Chris Hostetler, NAAMES project scientist with NASA, echoes the sentiment.

“Dr. Gibson’s long-term aerosol measurements from the Sable Island facility provide data important to NAAMES objectives both during our aircraft and ship deployments and, because of their sustained basis, our only insight on aerosol processes between deployments,” he says. “In addition to her role as Co-PI on the Sable Island project, Dr. Craig’s expertise in the ocean remote sensing, phytoplankton ecology, and biogeochemical cycles will be extremely valuable in the interpretation of ship, aircraft, and satellite measurements acquired during the NAAMES mission.”

Studying climate impacts

Phytoplankton, particularly in the North Atlantic, play an immensely important role in climate regulation.

“It’s hard to believe but over a period of just a few weeks, more than one third of the total carbon fixed by phytoplankton during the annual cycle in this region is drawn down. This is the spring bloom – a gigantic and rapid growth of phytoplankton that typically occurs around April – and along with a smaller bloom that takes place in the fall, it makes the North West Atlantic one of the most productive ecosystems in the world ocean.”

With carbon dioxide acting as the largest contributor to global climate change, the applications of data collected through the NAAMES project are of critical importance for climate scientists and policymakers alike.

“This year was not only the warmest year on record, but dramatically warmer,” says Dr. Gibson. “In addition, 2015 was also the first year to breach 1°C above pre-industrial climate temperatures”.

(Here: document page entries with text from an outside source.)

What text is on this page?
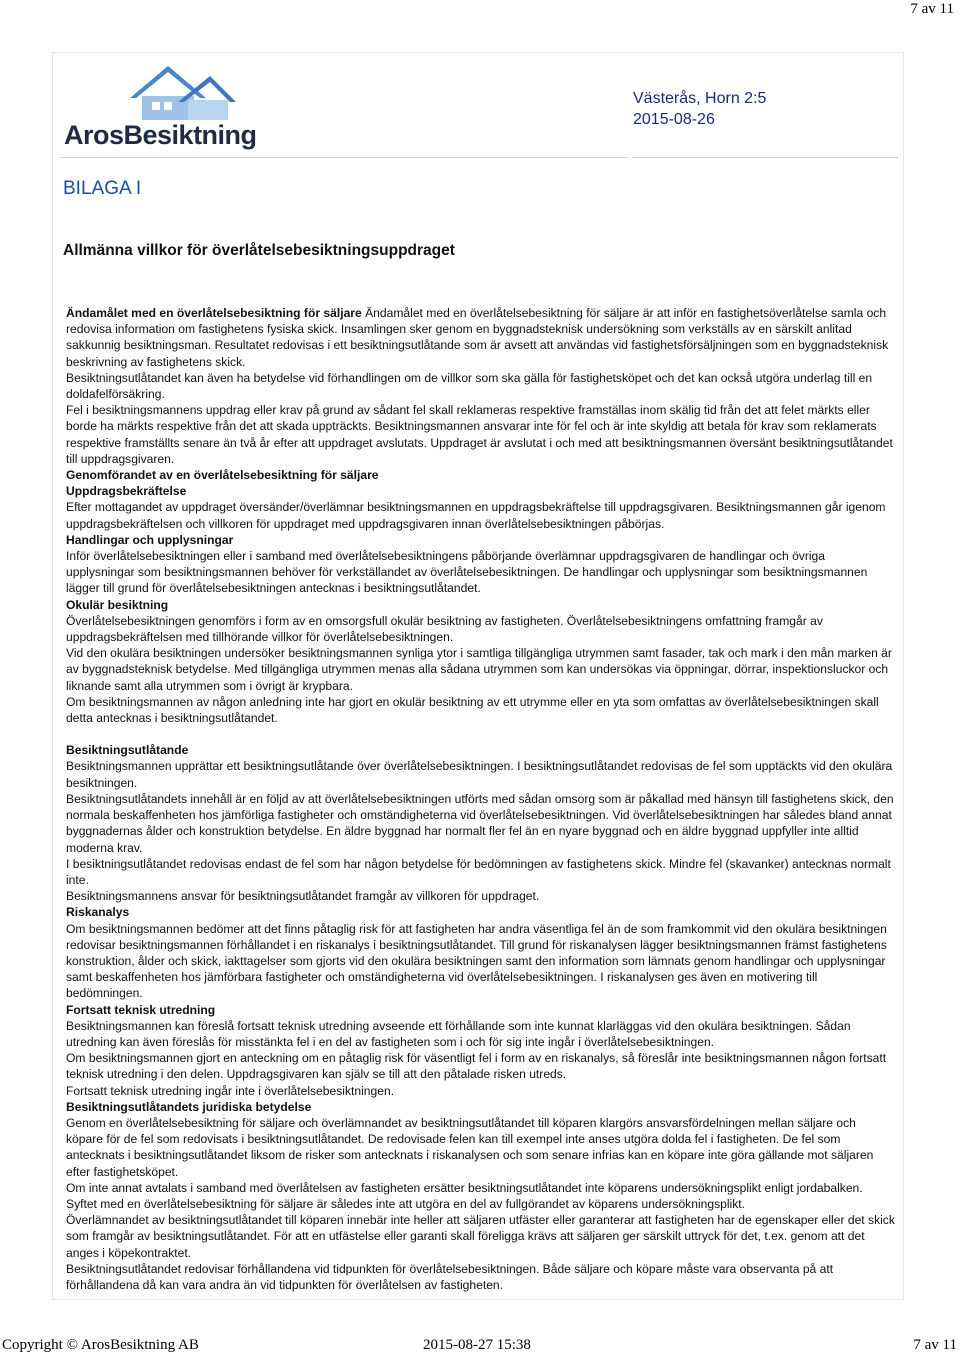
7 av 11
ArosBesiktning
Västerås, Horn 2:5
2015-08-26
BILAGA I
Allmänna villkor för överlåtelsebesiktningsuppdraget

Ändamålet med en överlåtelsebesiktning för säljare Ändamålet med en överlåtelsebesiktning för säljare är att inför en fastighetsöverlåtelse samla och redovisa information om fastighetens fysiska skick. Insamlingen sker genom en byggnadsteknisk undersökning som verkställs av en särskilt anlitad sakkunnig besiktningsman. Resultatet redovisas i ett besiktningsutlåtande som är avsett att användas vid fastighetsförsäljningen som en byggnadsteknisk beskrivning av fastighetens skick.

Besiktningsutlåtandet kan även ha betydelse vid förhandlingen om de villkor som ska gälla för fastighetsköpet och det kan också utgöra underlag till en doldafelförsäkring.

Fel i besiktningsmannens uppdrag eller krav på grund av sådant fel skall reklameras respektive framställas inom skälig tid från det att felet märkts eller borde ha märkts respektive från det att skada uppträckts. Besiktningsmannen ansvarar inte för fel och är inte skyldig att betala för krav som reklamerats respektive framställts senare än två år efter att uppdraget avslutats. Uppdraget är avslutat i och med att besiktningsmannen översänt besiktningsutlåtandet till uppdragsgivaren.

Genomförandet av en överlåtelsebesiktning för säljare

Uppdragsbekräftelse

Efter mottagandet av uppdraget översänder/överlämnar besiktningsmannen en uppdragsbekräftelse till uppdragsgivaren. Besiktningsmannen går igenom uppdragsbekräftelsen och villkoren för uppdraget med uppdragsgivaren innan överlåtelsebesiktningen påbörjas.

Handlingar och upplysningar

Inför överlåtelsebesiktningen eller i samband med överlåtelsebesiktningens påbörjande överlämnar uppdragsgivaren de handlingar och övriga upplysningar som besiktningsmannen behöver för verkställandet av överlåtelsebesiktningen. De handlingar och upplysningar som besiktningsmannen lägger till grund för överlåtelsebesiktningen antecknas i besiktningsutlåtandet.

Okulär besiktning

Överlåtelsebesiktningen genomförs i form av en omsorgsfull okulär besiktning av fastigheten. Överlåtelsebesiktningens omfattning framgår av uppdragsbekräftelsen med tillhörande villkor för överlåtelsebesiktningen.

Vid den okulära besiktningen undersöker besiktningsmannen synliga ytor i samtliga tillgängliga utrymmen samt fasader, tak och mark i den mån marken är av byggnadsteknisk betydelse. Med tillgängliga utrymmen menas alla sådana utrymmen som kan undersökas via öppningar, dörrar, inspektionsluckor och liknande samt alla utrymmen som i övrigt är krypbara.

Om besiktningsmannen av någon anledning inte har gjort en okulär besiktning av ett utrymme eller en yta som omfattas av överlåtelsebesiktningen skall detta antecknas i besiktningsutlåtandet.

Besiktningsutlåtande

Besiktningsmannen upprättar ett besiktningsutlåtande över överlåtelsebesiktningen. I besiktningsutlåtandet redovisas de fel som upptäckts vid den okulära besiktningen.

Besiktningsutlåtandets innehåll är en följd av att överlåtelsebesiktningen utförts med sådan omsorg som är påkallad med hänsyn till fastighetens skick, den normala beskaffenheten hos jämförliga fastigheter och omständigheterna vid överlåtelsebesiktningen. Vid överlåtelsebesiktningen har således bland annat byggnadernas ålder och konstruktion betydelse. En äldre byggnad har normalt fler fel än en nyare byggnad och en äldre byggnad uppfyller inte alltid moderna krav.

I besiktningsutlåtandet redovisas endast de fel som har någon betydelse för bedömningen av fastighetens skick. Mindre fel (skavanker) antecknas normalt inte.

Besiktningsmannens ansvar för besiktningsutlåtandet framgår av villkoren för uppdraget.

Riskanalys

Om besiktningsmannen bedömer att det finns påtaglig risk för att fastigheten har andra väsentliga fel än de som framkommit vid den okulära besiktningen redovisar besiktningsmannen förhållandet i en riskanalys i besiktningsutlåtandet. Till grund för riskanalysen lägger besiktningsmannen främst fastighetens konstruktion, ålder och skick, iakttagelser som gjorts vid den okulära besiktningen samt den information som lämnats genom handlingar och upplysningar samt beskaffenheten hos jämförbara fastigheter och omständigheterna vid överlåtelsebesiktningen. I riskanalysen ges även en motivering till bedömningen.

Fortsatt teknisk utredning

Besiktningsmannen kan föreslå fortsatt teknisk utredning avseende ett förhållande som inte kunnat klarläggas vid den okulära besiktningen. Sådan utredning kan även föreslås för misstänkta fel i en del av fastigheten som i och för sig inte ingår i överlåtelsebesiktningen.

Om besiktningsmannen gjort en anteckning om en påtaglig risk för väsentligt fel i form av en riskanalys, så föreslår inte besiktningsmannen någon fortsatt teknisk utredning i den delen. Uppdragsgivaren kan själv se till att den påtalade risken utreds.

Fortsatt teknisk utredning ingår inte i överlåtelsebesiktningen.

Besiktningsutlåtandets juridiska betydelse

Genom en överlåtelsebesiktning för säljare och överlämnandet av besiktningsutlåtandet till köparen klargörs ansvarsfördelningen mellan säljare och köpare för de fel som redovisats i besiktningsutlåtandet. De redovisade felen kan till exempel inte anses utgöra dolda fel i fastigheten. De fel som antecknats i besiktningsutlåtandet liksom de risker som antecknats i riskanalysen och som senare infrias kan en köpare inte göra gällande mot säljaren efter fastighetsköpet.

Om inte annat avtalats i samband med överlåtelsen av fastigheten ersätter besiktningsutlåtandet inte köparens undersökningsplikt enligt jordabalken. Syftet med en överlåtelsebesiktning för säljare är således inte att utgöra en del av fullgörandet av köparens undersökningsplikt.

Överlämnandet av besiktningsutlåtandet till köparen innebär inte heller att säljaren utfäster eller garanterar att fastigheten har de egenskaper eller det skick som framgår av besiktningsutlåtandet. För att en utfästelse eller garanti skall föreligga krävs att säljaren ger särskilt uttryck för det, t.ex. genom att det anges i köpekontraktet.

Besiktningsutlåtandet redovisar förhållandena vid tidpunkten för överlåtelsebesiktningen. Både säljare och köpare måste vara observanta på att förhållandena då kan vara andra än vid tidpunkten för överlåtelsen av fastigheten.

Copyright © ArosBesiktning AB	2015-08-27 15:38	7 av 11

The role of phytoplankton in drawing down carbon dioxide is only part of the picture, though. The other half lies in the volatile organic compounds, or VOCs, that phytoplankton emit back into the atmosphere.

“They can form secondary organic aerosols which are basically just tiny organic droplets that act as what we call cloud condensation nuclei,” explains Dr. Craig. “One of the aims of NAAMES is to see what role phytoplankton — both in their abundance and type — play in the formation of these secondary organic aerosols, which may in turn affect cloudiness in our region, which in turn affects the entire climate.”
Harvesting data

The way this sort of data is collected is impressive in its own right: the researchers will make use of a C-130 Hercules aircraft loaded with state-of-the-art instruments for measuring trace gases and aerosol composition.

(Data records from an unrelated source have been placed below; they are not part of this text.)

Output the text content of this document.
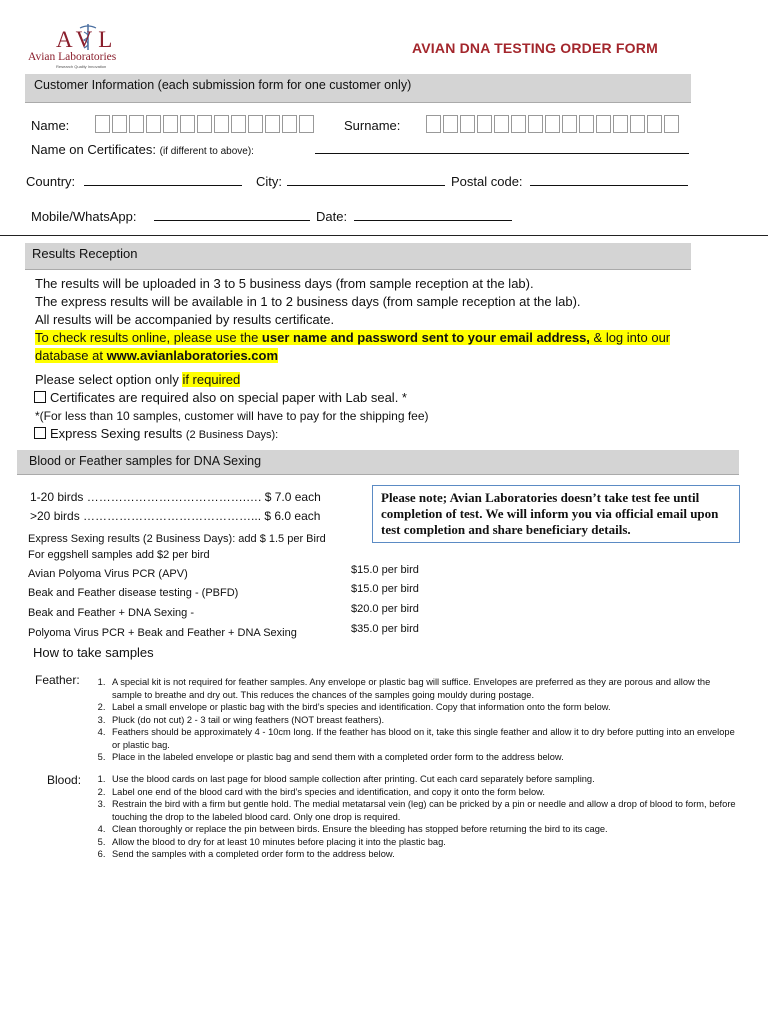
AVL
Avian Laboratories
Research Quality Innovation
AVIAN DNA TESTING ORDER FORM
Customer Information (each submission form for one customer only)
Name:	Surname:
Name on Certificates: (if different to above):
Country:	City:	Postal code:
Mobile/WhatsApp:	Date:
Results Reception

The results will be uploaded in 3 to 5 business days (from sample reception at the lab).

The express results will be available in 1 to 2 business days (from sample reception at the lab).

All results will be accompanied by results certificate.

To check results online, please use the user name and password sent to your email address, & log into our database at www.avianlaboratories.com

Please select option only if required

Certificates are required also on special paper with Lab seal. *

*(For less than 10 samples, customer will have to pay for the shipping fee)

Express Sexing results (2 Business Days):

Blood or Feather samples for DNA Sexing
1-20 birds ………………………………….…. $ 7.0 each
>20 birds ……………………………………... $ 6.0 each
Express Sexing results (2 Business Days): add $ 1.5 per Bird
For eggshell samples add $2 per bird
Please note; Avian Laboratories doesn’t take test fee until completion of test. We will inform you via official email upon test completion and share beneficiary details.
Avian Polyoma Virus PCR (APV)	$15.0 per bird
Beak and Feather disease testing - (PBFD)	$15.0 per bird
Beak and Feather + DNA Sexing -	$20.0 per bird
Polyoma Virus PCR + Beak and Feather + DNA Sexing	$35.0 per bird
How to take samples
Feather:	1. A special kit is not required for feather samples. Any envelope or plastic bag will suffice. Envelopes are preferred as they are porous and allow the sample to breathe and dry out. This reduces the chances of the samples going mouldy during postage.
2. Label a small envelope or plastic bag with the bird’s species and identification. Copy that information onto the form below.
3. Pluck (do not cut) 2 - 3 tail or wing feathers (NOT breast feathers).
4. Feathers should be approximately 4 - 10cm long. If the feather has blood on it, take this single feather and allow it to dry before putting into an envelope or plastic bag.
5. Place in the labeled envelope or plastic bag and send them with a completed order form to the address below.
Blood:	1. Use the blood cards on last page for blood sample collection after printing. Cut each card separately before sampling.
2. Label one end of the blood card with the bird’s species and identification, and copy it onto the form below.
3. Restrain the bird with a firm but gentle hold. The medial metatarsal vein (leg) can be pricked by a pin or needle and allow a drop of blood to form, before touching the drop to the labeled blood card. Only one drop is required.
4. Clean thoroughly or replace the pin between birds. Ensure the bleeding has stopped before returning the bird to its cage.
5. Allow the blood to dry for at least 10 minutes before placing it into the plastic bag.
6. Send the samples with a completed order form to the address below.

“It has instruments that can look up through the atmosphere as well as down through the atmosphere, and also a powerful laser to characterize particle distribution not just in the atmosphere but also down through the ocean as far as 40 meters,” says Dr. Gibson. “There’s also a research vessel called The Atlantis and, four times over the course of the 5-year mission, it steams out past Nova Scotia towards stations near Newfoundland. During each mission the Atlantis research vessel visits six stations, spending a couple of days at each, with the aircraft flying around, characterizing clouds and aerosols, including aerosols of biogenic origin from the ocean.”

Measuring levels of tiny plankton from the sky is something of a specialty for Dr. Craig in particular, whose algorithms to measure populations of the microscopic organisms based solely on ocean coloration garnered her international acclaim prior to her work with the NAAMES project. These aerial measurements are then verified using a series of more up-close measurements such as classic ecological sampling and a brand new holographic microscope designed by a Halifax based company called 4-Deep.

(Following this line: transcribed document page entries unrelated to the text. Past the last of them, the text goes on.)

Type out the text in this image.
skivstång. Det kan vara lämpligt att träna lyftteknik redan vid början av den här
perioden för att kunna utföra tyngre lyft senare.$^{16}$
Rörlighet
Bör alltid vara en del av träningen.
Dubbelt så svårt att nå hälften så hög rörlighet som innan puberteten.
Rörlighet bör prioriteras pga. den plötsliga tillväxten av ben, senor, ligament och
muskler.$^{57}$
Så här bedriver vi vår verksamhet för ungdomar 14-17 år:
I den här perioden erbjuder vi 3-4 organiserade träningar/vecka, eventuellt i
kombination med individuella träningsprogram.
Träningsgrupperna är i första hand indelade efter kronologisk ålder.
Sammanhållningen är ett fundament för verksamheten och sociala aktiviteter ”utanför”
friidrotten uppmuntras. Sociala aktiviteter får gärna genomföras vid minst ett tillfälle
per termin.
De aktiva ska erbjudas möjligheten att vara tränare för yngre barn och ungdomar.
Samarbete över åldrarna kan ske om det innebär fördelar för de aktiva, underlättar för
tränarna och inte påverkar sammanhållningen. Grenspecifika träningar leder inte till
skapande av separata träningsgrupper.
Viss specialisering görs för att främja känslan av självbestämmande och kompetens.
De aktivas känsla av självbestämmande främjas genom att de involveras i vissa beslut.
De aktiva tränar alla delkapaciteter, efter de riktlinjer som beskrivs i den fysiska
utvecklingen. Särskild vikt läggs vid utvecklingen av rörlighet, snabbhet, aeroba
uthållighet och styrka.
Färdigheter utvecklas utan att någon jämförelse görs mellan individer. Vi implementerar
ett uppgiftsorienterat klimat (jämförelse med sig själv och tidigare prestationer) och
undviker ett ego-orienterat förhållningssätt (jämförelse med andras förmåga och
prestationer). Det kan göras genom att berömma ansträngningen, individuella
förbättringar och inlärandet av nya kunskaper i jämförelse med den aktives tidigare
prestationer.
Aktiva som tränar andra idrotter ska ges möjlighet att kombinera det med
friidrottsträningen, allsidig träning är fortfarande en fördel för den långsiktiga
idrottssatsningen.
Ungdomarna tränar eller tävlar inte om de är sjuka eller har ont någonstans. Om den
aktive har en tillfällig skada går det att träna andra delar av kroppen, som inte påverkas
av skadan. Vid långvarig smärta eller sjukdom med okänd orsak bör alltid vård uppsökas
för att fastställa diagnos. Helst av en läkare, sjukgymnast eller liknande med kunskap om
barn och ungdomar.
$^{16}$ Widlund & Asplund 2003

As Dr. Craig describes, the microscope allows the researchers to “take thousands and thousands of holographs of all the samples of water. Along with my colleague, Dr. Julie LaRoche (Dal, Biology), we are in the process of ‘training’ it right now. We tell it what each image is and it builds up a library with the ultimate goal being to have an instrument that can both count what’s there and also identify what exactly is there in the water.”

While the international climate research community awaits the results of the ongoing study, just having the research here has already been a draw for students and researchers alike — both Drs. Gibson and Craig have been working to incorporate their students, from undergrads to postdocs, into the project.